Berufungsentscheidung - Steuer (Referent) des UFSW vom 19.07.2012, RV/1919-W/12

Verluste aus Beteiligungsverkauf nicht ausgleichsfähig

Rechtssätze

Keine Rechtssätze vorhanden

Entscheidungstext

Der Unabhängige Finanzsenat hat über die Berufung der IBw, vom 18. November 2010 gegen den Bescheid des Finanzamtes Wien 2/20/21/22 vom 18. Oktober 2010 betreffend Einkommensteuer 2009 entschieden:

Der Berufung wird teilweise Folge gegeben.

Der angefochtene Bescheid wird abgeändert.

Die Bemessungsgrundlage und die Höhe der Abgabe sind dem als Beilage angeschlossenen Berechnungsblatt zu entnehmen und bilden einen Bestandteil dieses Bescheidspruches.

Entscheidungsgründe

In der Berufung vom 18.11.2010 gegen den Einkommensteuerbescheid 2009 vom 18.10.2010 geltend gemachte Werbungskosten (Pendlerpauschale) wurden der Berufungswerberin (Bw) mit Berufungsvorentscheidung vom 29.4.2011 zugestanden. In dem dagegen gerichteten Vorlageantrag macht die Bw überdies Steuerberatungskosten von 300 Euro und Verluste aus der Veräußerung von Wertpapieren der X Ltd. ADC im Ausmaß von 1.430,51 Euro geltend, ohne Details über den genauen Zeitpunkt der Anschaffung und Veräußerung und das Beteiligungsausmaß anzuführen.

In der Vorlage vom 16.7.2012 hegt das Finanzamt keine Bedenken, die Steuerberatungskosten anzuerkennen.

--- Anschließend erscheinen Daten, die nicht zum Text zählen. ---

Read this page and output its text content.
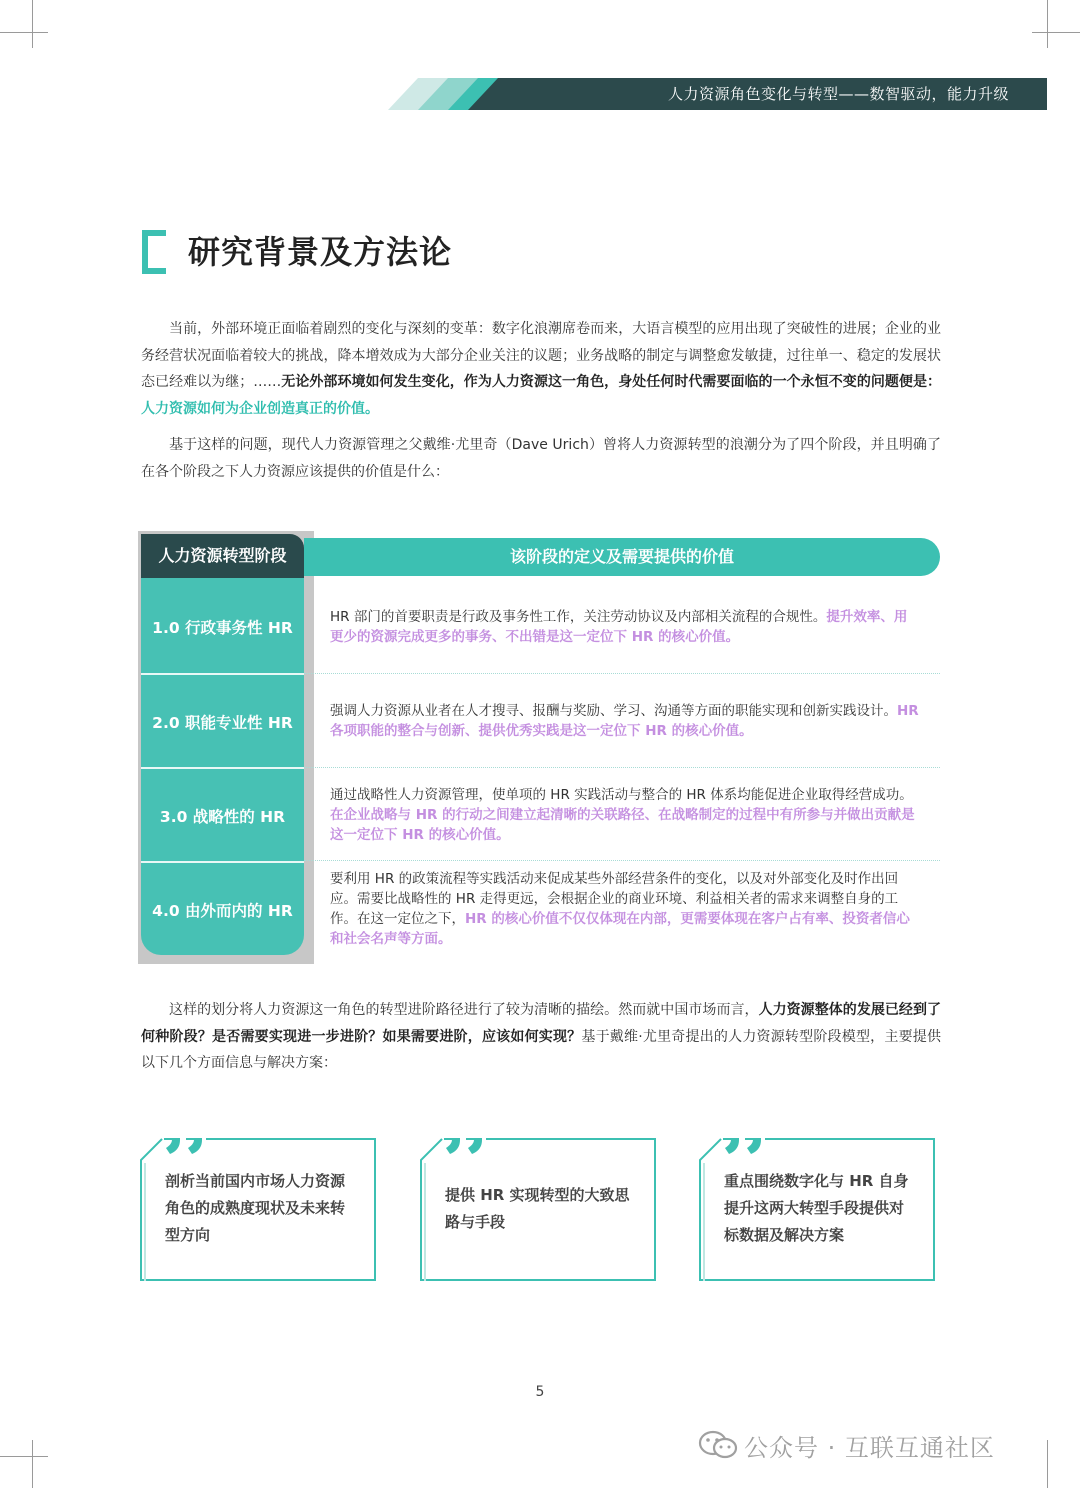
人力资源角色变化与转型——数智驱动，能力升级
研究背景及方法论
当前，外部环境正面临着剧烈的变化与深刻的变革：数字化浪潮席卷而来，大语言模型的应用出现了突破性的进展；企业的业务经营状况面临着较大的挑战，降本增效成为大部分企业关注的议题；业务战略的制定与调整愈发敏捷，过往单一、稳定的发展状态已经难以为继；……无论外部环境如何发生变化，作为人力资源这一角色，身处任何时代需要面临的一个永恒不变的问题便是：人力资源如何为企业创造真正的价值。
基于这样的问题，现代人力资源管理之父戴维·尤里奇（Dave Urich）曾将人力资源转型的浪潮分为了四个阶段，并且明确了在各个阶段之下人力资源应该提供的价值是什么：
该阶段的定义及需要提供的价值
人力资源转型阶段
1.0 行政事务性 HR
2.0 职能专业性 HR
3.0 战略性的 HR
4.0 由外而内的 HR
HR 部门的首要职责是行政及事务性工作，关注劳动协议及内部相关流程的合规性。提升效率、用更少的资源完成更多的事务、不出错是这一定位下 HR 的核心价值。
强调人力资源从业者在人才搜寻、报酬与奖励、学习、沟通等方面的职能实现和创新实践设计。HR 各项职能的整合与创新、提供优秀实践是这一定位下 HR 的核心价值。
通过战略性人力资源管理，使单项的 HR 实践活动与整合的 HR 体系均能促进企业取得经营成功。在企业战略与 HR 的行动之间建立起清晰的关联路径、在战略制定的过程中有所参与并做出贡献是这一定位下 HR 的核心价值。
要利用 HR 的政策流程等实践活动来促成某些外部经营条件的变化，以及对外部变化及时作出回应。需要比战略性的 HR 走得更远，会根据企业的商业环境、利益相关者的需求来调整自身的工作。在这一定位之下，HR 的核心价值不仅仅体现在内部，更需要体现在客户占有率、投资者信心和社会名声等方面。
这样的划分将人力资源这一角色的转型进阶路径进行了较为清晰的描绘。然而就中国市场而言，人力资源整体的发展已经到了何种阶段？是否需要实现进一步进阶？如果需要进阶，应该如何实现？基于戴维·尤里奇提出的人力资源转型阶段模型，主要提供以下几个方面信息与解决方案：
剖析当前国内市场人力资源角色的成熟度现状及未来转型方向
提供 HR 实现转型的大致思路与手段
重点围绕数字化与 HR 自身提升这两大转型手段提供对标数据及解决方案
5
公众号 · 互联互通社区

Über die Berufung wurde erwogen:

Der Entscheidung liegt folgender Sachverhalt zugrunde: Die Bw hatte im Jahr 2009 Steuerberatungsausgaben in Höhe von 300 Euro. Außerdem hat sie Wertpapiere aus ihrem Privatvermögen (X Ltd. ADC) mit Verlust veräußert.

Die Steuerberatungsausgaben werden dem Finanzamt folgend anerkannt.

Die Veräußerungsverluste aus den Wertpapieren werden nicht anerkannt.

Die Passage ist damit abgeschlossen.